Evgen Pharma has rebooted its IPO plans months after abandoning an attempt to raise £20 million ($30 million) on the London Stock Exchange. The aim now is to tap investors for £5 million, a sum that will support Phase II trials of Evgen's vegetable-inspired drug in breast cancer and stroke.
Liverpool, United Kingdom-based Evgen originally filed to go public on London's AIM late in 2014, only to scrap that plan early the following year. Evgen has since topped up its bank balance with a £2 million private financing round, the proceeds from which are being used to get a Phase II trial of its lead candidate SFX-01 underway in people with subarachnoid hemorrhage, a form of stroke. The trial and other R&D activities will ultimately suck up more than £2 million, though, leaving Evgen in need of extra money if it is to advance its pipeline as quickly as it would like.
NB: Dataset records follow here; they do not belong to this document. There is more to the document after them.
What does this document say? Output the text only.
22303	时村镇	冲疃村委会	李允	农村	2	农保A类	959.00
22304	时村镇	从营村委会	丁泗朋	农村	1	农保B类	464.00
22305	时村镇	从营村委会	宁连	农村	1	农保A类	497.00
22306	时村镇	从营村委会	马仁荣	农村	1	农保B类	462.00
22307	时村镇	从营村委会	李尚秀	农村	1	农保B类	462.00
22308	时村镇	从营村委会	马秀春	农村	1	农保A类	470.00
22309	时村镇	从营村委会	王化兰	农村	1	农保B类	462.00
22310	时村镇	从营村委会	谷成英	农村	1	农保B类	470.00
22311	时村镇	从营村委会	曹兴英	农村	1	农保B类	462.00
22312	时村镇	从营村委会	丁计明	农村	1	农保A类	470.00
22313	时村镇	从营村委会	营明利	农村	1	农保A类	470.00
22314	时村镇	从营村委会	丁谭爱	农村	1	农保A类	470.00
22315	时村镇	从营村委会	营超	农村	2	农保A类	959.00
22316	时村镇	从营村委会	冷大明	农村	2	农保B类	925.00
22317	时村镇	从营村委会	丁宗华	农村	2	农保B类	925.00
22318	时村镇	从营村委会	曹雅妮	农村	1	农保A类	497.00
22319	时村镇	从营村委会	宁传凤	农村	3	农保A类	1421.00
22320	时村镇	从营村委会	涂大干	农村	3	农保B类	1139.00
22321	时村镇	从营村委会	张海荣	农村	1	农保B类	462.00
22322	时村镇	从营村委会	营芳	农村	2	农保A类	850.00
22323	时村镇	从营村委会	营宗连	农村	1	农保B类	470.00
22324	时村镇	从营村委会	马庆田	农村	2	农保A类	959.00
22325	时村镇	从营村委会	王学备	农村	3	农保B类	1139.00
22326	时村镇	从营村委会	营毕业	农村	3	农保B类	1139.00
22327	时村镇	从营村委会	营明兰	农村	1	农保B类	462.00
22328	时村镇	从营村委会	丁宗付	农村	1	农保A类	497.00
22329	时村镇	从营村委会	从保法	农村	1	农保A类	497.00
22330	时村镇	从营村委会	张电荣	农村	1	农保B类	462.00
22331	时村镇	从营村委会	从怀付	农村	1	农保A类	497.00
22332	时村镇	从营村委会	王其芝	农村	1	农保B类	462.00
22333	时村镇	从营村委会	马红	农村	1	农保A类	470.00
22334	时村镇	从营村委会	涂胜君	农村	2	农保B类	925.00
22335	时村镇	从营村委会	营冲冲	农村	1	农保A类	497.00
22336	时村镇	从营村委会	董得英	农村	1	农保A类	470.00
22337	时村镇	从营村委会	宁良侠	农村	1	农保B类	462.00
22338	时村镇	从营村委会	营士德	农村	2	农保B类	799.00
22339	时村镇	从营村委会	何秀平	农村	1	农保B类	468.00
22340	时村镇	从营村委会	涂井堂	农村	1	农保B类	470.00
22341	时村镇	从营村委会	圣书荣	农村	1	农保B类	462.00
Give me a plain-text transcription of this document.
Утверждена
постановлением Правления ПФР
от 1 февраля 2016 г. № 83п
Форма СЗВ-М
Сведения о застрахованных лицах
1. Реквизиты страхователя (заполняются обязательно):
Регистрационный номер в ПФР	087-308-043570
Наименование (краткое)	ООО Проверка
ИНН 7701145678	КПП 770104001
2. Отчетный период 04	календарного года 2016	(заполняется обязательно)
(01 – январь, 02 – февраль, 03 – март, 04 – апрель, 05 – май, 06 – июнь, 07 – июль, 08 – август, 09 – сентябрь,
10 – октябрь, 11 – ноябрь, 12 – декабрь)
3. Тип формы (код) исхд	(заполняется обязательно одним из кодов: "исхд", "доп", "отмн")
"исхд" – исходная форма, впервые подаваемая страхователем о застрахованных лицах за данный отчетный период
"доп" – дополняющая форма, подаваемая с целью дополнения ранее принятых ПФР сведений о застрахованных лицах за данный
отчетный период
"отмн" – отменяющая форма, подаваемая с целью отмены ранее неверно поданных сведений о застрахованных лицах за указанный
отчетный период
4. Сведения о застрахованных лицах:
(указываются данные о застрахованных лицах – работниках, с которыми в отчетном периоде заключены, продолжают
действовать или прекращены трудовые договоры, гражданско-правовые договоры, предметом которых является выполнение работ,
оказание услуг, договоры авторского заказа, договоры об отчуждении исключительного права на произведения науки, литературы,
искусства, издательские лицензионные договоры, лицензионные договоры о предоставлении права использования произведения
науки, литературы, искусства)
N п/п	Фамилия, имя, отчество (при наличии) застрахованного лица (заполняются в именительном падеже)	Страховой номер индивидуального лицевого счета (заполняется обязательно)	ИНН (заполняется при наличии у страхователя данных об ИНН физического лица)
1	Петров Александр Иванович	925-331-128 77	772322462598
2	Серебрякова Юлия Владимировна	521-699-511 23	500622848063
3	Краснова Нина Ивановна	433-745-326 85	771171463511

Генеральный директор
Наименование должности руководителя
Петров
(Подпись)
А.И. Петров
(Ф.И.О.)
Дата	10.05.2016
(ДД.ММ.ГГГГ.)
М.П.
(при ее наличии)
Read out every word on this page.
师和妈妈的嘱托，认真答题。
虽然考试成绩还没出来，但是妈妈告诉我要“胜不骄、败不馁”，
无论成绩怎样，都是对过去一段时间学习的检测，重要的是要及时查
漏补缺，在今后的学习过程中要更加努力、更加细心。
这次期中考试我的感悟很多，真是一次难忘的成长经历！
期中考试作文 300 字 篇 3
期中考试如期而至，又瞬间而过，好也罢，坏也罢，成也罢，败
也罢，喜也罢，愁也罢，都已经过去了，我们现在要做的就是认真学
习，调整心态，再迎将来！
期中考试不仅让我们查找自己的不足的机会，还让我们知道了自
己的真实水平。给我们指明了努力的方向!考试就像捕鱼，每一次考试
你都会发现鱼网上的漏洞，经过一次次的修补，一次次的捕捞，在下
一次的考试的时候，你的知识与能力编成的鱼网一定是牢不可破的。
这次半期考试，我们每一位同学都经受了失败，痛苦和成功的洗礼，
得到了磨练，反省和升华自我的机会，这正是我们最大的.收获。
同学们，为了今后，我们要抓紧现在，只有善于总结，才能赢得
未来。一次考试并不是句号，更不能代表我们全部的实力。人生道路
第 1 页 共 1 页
Evgen has advanced in a few areas since it last made its IPO pitch. But while the publication of preclinical breast cancer data, advance of early-stage osteoarthritis research and in-licensing of IP are all positives, the big thing to change between then and now is the financing goal. "In retrospect we tried to raise more than we needed," Evgen CEO Stephen Franklin told The Financial Times. The scaled-down IPO target is intended to give Evgen the cash to move toward the readout of data from its mid-stage breast cancer and stroke trials while also running preclinical multiple sclerosis studies.
The big idea behind all of the programs is to stabilize a synthetic version of sulforaphane--which is released naturally during the digestion of vegetables such as broccoli and cabbage--and deliver it in far higher doses than are possible through eating alone. "You would need to eat 2.6kg [of broccoli] to get even close to what is in one pill," Franklin said. Evgen is hoping that when the dose is boosted to such levels, the widely researched benefits of sulforaphane will translate into improved outcomes for people with various forms of cancer and neurological diseases.